Who Wrote Shakespeare? Who Cares?

Not I, said the blogger.

Note, for clarity: I think Shakespeare wrote Shakespeare. I do care. I’m not entirely apathetic. My whole point to this post is that it seems that researching the authorship question has put a fog in front of the works themselves.

There are so many theoretical webs that have been spun over the past several years about who the REAL Shakespeare was. Shakespeare couldn’t have written the plays… he was uneducated, lower class, not well read, didn’t travel, didn’t know about this, that, or the other, blah, blah, blah.
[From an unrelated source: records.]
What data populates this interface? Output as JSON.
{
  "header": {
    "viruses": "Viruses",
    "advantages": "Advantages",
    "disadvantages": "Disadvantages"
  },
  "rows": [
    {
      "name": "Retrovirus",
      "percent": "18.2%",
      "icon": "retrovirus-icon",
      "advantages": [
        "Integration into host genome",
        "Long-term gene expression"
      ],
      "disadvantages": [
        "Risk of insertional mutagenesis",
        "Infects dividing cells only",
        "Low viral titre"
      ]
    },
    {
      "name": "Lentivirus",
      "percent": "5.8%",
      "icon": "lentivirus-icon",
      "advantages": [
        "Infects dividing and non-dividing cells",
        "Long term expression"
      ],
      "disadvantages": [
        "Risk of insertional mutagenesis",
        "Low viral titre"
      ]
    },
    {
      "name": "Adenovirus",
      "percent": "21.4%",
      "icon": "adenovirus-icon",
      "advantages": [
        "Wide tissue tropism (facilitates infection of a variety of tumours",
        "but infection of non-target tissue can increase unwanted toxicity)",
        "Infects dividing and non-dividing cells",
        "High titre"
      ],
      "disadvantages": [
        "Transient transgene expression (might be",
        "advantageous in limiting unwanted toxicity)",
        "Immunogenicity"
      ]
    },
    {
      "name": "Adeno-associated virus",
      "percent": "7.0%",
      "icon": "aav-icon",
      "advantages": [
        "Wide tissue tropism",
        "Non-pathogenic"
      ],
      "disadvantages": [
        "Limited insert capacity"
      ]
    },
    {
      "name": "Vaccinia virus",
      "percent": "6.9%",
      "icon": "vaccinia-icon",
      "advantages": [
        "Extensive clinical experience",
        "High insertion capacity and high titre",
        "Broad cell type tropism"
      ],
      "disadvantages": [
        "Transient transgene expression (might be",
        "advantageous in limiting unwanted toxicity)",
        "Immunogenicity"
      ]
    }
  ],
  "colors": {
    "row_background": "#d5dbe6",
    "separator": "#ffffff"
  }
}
Because of all that it must’ve been The Earl of Oxford, or Queen Elizabeth, or Bacon, or a black Jewish woman!

I’ve often pondered what people’s fascinations with finding the “REAL Shakespeare” is. It has become a mystery story with infinite possibilities. The authorship question is a choose your own adventure story among researchers and authors. People are crazy about finding connections between people and possibilities of this and that. Are we searching for answers or are they trying to avoid something by raising different questions?

I’m merely asking questions; I don’t have the answers.

Does all this talk about who wrote Shakespeare’s plays detract in anyway from the works themselves? You decide. I personally am not wholly concerned with who wrote them… they good! If several monkeys with quill and inkwell scribbled out this wonderful poetry, so be it. It’s great theatre and that’s what matters to me. If Arthur Miller didn’t write his plays, shame on him for lying, but they plays are still amazing. Who can argue with quality art? The fact is that we know so little about Shakespeare’s life that it’s not possible for us to say for sure what he could or couldn’t do, what knew and didn’t know, where he went and where he didn’t go.

Maybe the authorship debate is in some way an attempt to knock Mr. Shakespeare off the high pedestal he’s been on for a few centuries. “Shakespeare’s overrated, and no one remembers Oxford. Time to change that!” Maybe. Could it be that a student long ago didn’t want to study Shakespeare’s plays because he was bored and happened to draw some connections between the works and some other person alive at the time? “Now nobody will read the plays, they’ll only read my book on who wrote them! MUAHAHAHA!!!”

I exaggerate. But if Shakespeare didn’t write the plays… so what? That’s all I want to know. People make it such a big issue, but what does it change? I actually enjoy hearing all the crazy stories that people make up on this subject. That’s entertainment! So I’ll continue to let the history detectives do their work. I’ll also continue to read, perform, study, blog about, and enjoy the works by the artist currently known as Shakespeare.